Where a patentee asserts indirect and/or willful infringement claims in its complaint, but does not allege facts showing pre-suit knowledge or intent with respect to the asserted patent(s), the following question arises: Can the complaint provide knowledge of the patents-in-suit sufficient to support claims for post-suit indirect/willful infringement? It turns out the answer to that question is both yes and no, as Judge Burke explained in a September 22 Report and Recommendation in ZapFraud, Inc. v. Barracuda Networks, Inc., 19-1687-CFC-CJB.

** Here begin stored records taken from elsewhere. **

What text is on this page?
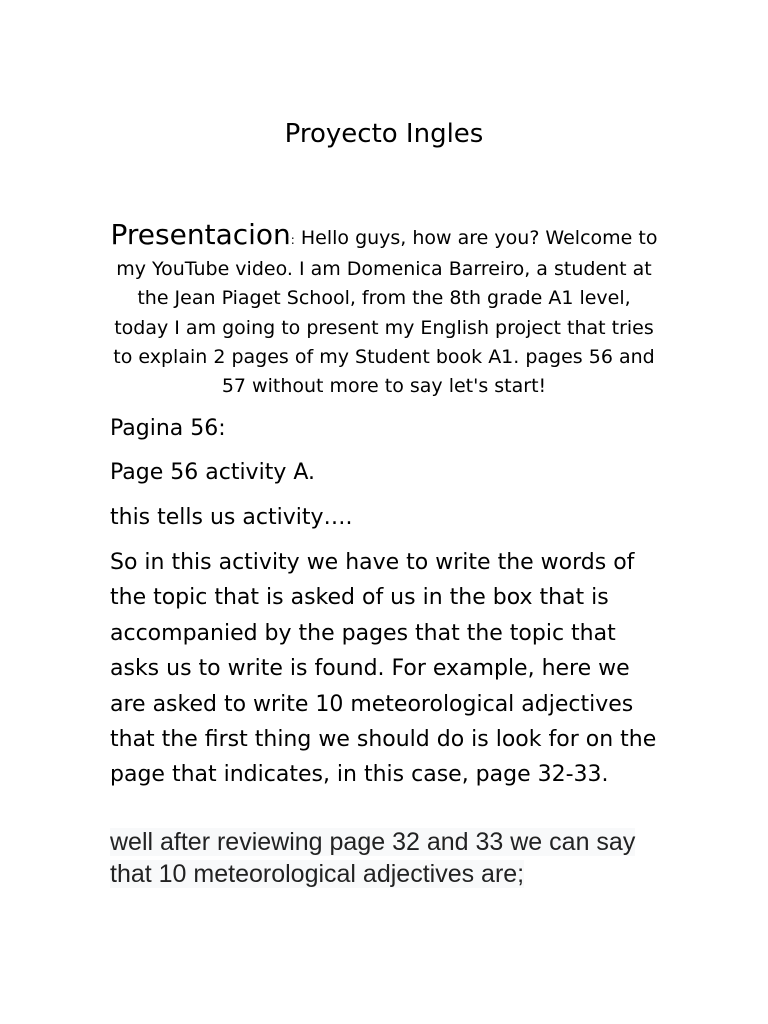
Proyecto Ingles

Presentacion: Hello guys, how are you? Welcome to my YouTube video. I am Domenica Barreiro, a student at the Jean Piaget School, from the 8th grade A1 level, today I am going to present my English project that tries to explain 2 pages of my Student book A1. pages 56 and 57 without more to say let's start!

Pagina 56:

Page 56 activity A.

this tells us activity….

So in this activity we have to write the words of the topic that is asked of us in the box that is accompanied by the pages that the topic that asks us to write is found. For example, here we are asked to write 10 meteorological adjectives that the first thing we should do is look for on the page that indicates, in this case, page 32-33.

well after reviewing page 32 and 33 we can say that 10 meteorological adjectives are;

Some background: In its original and first amended complaints, Zapfraud had asserted direct, indirect, and willful infringement of just one patent - the '628 patent. It later filed a second amended complaint asserting direct, indirect, and willful infringement of the '628 patent and a second patent - the '073 patent. The defendant moved to dismiss the SAC.
In analyzing the defendant's motion, Judge Burke concluded that the post-suit indirect and willful infringement claims in the SAC could stand for the '628 patent but could not stand for the '073 patent. As Judge Burke put it, in his ruling on the '073 patent:
[A] party cannot plausibly claim in a complaint that its adversary had knowledge of infringement of the patent-in-suit (required for both induced and contributory infringement claims) or had the specific intent to encourage another’s infringement (required for an induced infringement claim) when, prior to the very moment that this complaint was filed, its adversary had never actually: (1) been aware of the patent’s existence; (2) known that the patent was being infringed; or (3) intended that anyone infringe the patent. A plaintiff’s claim of indirect infringement in such circumstances sounds to the Court like a hypothetical assertion about what might or might not happen in the future, not a plausible claim about what in fact has already happened.
Conversely, where both the original and first amended complaints provided notice of the '628 patent, claims for "post-suit" (i.e., post-original-complaint) indirect and willful infringement of the '628 patent in the SAC could stand:
[I]t is at least plausible that since [the date of the original complaint], Defendant knew that at least claim 1 of the '628 patent was being infringed, and that it also knew exactly how this was occurring.
[I]f the original Complaint gave Defendant notice of the patent and notice of its infringement, the Court does not see why an amended complaint cannot plausibly allege that since the filing of that original Complaint, Defendant has been willfully infringing the patent by continuing to market and sell its allegedly infringing products.
Of course, the Court was considering the motion to dismiss well after the SAC was filed, and there could be no dispute that the defendant had knowledge of both patents when the Court rendered its decision, but the plausibility of claims is evaluated as of the time of filing of the relevant pleading, and thus Judge Burke ruled that only the claims related to the '628 patent should survive.